К оправданию жизни Толстой-моралист пришел в «Исповеди», исходя из своих новых религиозных взглядов, но Толстой-психолог сказал в «Исповеди», что для социального человека жить — значит иметь интересы и цели, что переживание ценностей является для него неотъемлемой формой восприятия мира. Это и есть, по Толстому, вера в конечное. Социальный человек включен в разветвленнейший механизм целей, интересов, разрешаемых задач, творческих побуждений. Среди них он прокладывает свою колею выбора и оценки. Выбор поведения (если это не чисто рефлекторный акт) — предпочтение лучшего худшему, высшего низшему. Поэтому разнообразные интересы человека получают неизбежно также этический смысл.

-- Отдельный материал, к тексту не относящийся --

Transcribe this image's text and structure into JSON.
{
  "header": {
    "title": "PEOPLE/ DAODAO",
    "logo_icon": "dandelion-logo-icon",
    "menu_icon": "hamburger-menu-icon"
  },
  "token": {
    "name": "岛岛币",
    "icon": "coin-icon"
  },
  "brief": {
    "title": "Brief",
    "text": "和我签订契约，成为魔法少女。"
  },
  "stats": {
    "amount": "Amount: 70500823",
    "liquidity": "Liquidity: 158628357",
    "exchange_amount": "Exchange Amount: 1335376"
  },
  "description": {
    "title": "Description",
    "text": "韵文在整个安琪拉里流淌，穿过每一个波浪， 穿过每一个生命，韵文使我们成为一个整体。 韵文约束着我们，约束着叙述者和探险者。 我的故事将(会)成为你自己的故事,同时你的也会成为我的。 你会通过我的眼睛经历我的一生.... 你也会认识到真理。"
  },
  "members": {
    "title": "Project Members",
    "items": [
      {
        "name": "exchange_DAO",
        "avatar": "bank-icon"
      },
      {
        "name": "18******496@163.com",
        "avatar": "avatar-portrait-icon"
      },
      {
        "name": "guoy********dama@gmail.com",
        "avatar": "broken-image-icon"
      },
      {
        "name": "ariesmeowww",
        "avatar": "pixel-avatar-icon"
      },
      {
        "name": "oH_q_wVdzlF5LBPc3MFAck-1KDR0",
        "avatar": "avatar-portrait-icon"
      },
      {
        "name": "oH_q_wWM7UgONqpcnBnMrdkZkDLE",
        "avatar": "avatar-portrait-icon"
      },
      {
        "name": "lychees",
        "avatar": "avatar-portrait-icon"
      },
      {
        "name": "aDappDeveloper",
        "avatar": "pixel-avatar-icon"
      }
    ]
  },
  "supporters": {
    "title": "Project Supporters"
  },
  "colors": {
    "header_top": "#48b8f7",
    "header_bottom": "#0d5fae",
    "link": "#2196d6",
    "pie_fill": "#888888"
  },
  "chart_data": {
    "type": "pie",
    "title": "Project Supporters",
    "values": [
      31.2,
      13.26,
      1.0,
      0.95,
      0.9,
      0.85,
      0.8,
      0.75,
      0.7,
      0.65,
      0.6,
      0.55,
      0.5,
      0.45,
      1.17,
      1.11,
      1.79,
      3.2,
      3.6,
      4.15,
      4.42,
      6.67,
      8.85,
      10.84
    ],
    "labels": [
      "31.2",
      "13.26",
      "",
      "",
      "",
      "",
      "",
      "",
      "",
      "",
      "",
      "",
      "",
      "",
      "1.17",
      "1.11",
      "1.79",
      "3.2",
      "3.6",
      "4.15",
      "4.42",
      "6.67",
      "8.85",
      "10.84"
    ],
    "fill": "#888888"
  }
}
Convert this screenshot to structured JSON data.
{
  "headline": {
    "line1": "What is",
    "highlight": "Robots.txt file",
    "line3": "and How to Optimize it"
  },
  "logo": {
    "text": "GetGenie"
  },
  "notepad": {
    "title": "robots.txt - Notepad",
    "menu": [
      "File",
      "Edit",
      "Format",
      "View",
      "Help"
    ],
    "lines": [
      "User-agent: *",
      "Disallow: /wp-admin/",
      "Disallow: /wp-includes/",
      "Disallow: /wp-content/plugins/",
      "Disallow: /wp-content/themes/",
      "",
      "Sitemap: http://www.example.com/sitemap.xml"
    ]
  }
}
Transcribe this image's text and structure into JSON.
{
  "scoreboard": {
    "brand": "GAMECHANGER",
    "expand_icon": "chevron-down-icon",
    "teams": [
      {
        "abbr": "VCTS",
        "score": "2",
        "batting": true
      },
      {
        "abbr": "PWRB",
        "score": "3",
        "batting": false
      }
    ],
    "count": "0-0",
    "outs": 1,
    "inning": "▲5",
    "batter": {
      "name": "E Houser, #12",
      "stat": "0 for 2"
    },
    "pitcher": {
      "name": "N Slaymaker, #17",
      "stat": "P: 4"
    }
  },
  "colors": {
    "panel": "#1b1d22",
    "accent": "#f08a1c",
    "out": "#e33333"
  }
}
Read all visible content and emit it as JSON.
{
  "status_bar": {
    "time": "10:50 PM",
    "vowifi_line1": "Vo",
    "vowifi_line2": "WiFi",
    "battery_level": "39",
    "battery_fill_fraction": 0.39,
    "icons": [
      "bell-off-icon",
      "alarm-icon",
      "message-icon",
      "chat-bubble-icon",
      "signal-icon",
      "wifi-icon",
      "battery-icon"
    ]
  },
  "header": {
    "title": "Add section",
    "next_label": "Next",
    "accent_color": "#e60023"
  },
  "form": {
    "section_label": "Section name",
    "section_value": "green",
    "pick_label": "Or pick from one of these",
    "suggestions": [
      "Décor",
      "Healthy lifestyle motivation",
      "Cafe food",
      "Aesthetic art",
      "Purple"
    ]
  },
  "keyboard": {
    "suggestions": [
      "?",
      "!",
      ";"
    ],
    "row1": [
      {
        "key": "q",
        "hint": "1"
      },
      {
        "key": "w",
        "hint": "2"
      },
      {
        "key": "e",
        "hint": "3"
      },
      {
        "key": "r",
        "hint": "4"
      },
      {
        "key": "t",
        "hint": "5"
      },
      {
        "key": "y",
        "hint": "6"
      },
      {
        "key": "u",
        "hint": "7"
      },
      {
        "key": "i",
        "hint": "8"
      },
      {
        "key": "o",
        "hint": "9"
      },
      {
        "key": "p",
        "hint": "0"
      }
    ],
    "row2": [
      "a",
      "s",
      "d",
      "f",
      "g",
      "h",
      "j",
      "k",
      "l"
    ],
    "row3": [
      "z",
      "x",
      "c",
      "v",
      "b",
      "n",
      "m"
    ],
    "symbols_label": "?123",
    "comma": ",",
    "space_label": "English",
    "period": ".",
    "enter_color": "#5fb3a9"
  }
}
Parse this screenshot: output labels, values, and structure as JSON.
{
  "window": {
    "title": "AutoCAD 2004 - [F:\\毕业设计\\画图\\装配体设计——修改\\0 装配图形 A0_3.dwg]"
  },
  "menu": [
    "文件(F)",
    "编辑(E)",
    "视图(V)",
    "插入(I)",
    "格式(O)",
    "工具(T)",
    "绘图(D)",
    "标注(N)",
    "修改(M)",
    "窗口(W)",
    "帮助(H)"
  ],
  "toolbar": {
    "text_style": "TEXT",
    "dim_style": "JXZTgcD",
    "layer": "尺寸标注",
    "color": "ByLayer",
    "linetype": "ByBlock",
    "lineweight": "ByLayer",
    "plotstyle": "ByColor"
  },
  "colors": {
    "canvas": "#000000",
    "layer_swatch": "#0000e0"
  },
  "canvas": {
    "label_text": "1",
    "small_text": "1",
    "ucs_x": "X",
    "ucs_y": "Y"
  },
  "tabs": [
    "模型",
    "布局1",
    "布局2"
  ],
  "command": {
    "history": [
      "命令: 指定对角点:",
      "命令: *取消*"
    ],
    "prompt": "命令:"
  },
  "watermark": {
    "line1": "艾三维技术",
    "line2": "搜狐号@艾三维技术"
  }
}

Толстой обратил внимание и на то, что самую мысль о бесцельности жизни пессимисты и скептики считали нужным утверждать в письменной форме 1. Если жизнь не имеет смысла, то и писать не имеет смысла. Зачем же этот человек пишет? — Чтобы написать о том, что нет смысла писать, если жизнь не имеет смысла... Так возражает логика. Но неопровержимая логикой необходимость отдать свою мысль, свое творчество и труд внеположному миру — свидетельствует об исходном для социального человека переживании общих связей и себя в общей связи. Это переживание человек получает, хочет он того или не хочет, вместе с содержанием своего сознания, общественным, культурным, вместе со своим языком — как носителем общих значений. Чувство связи не исключало, впрочем, ни психологически противоположных состояний одиночества, изоляции, ни самых жестких и сильных эгоистических побуждений. Переживание общих связей, эта «вера в конечное», как говорит Толстой, могла быть эмпирической, стихийной, и могла быть сознательно направлена на цели — прежде всего социальные, — предстающие как безусловная сверхличная достоверность и потому этически обязательные.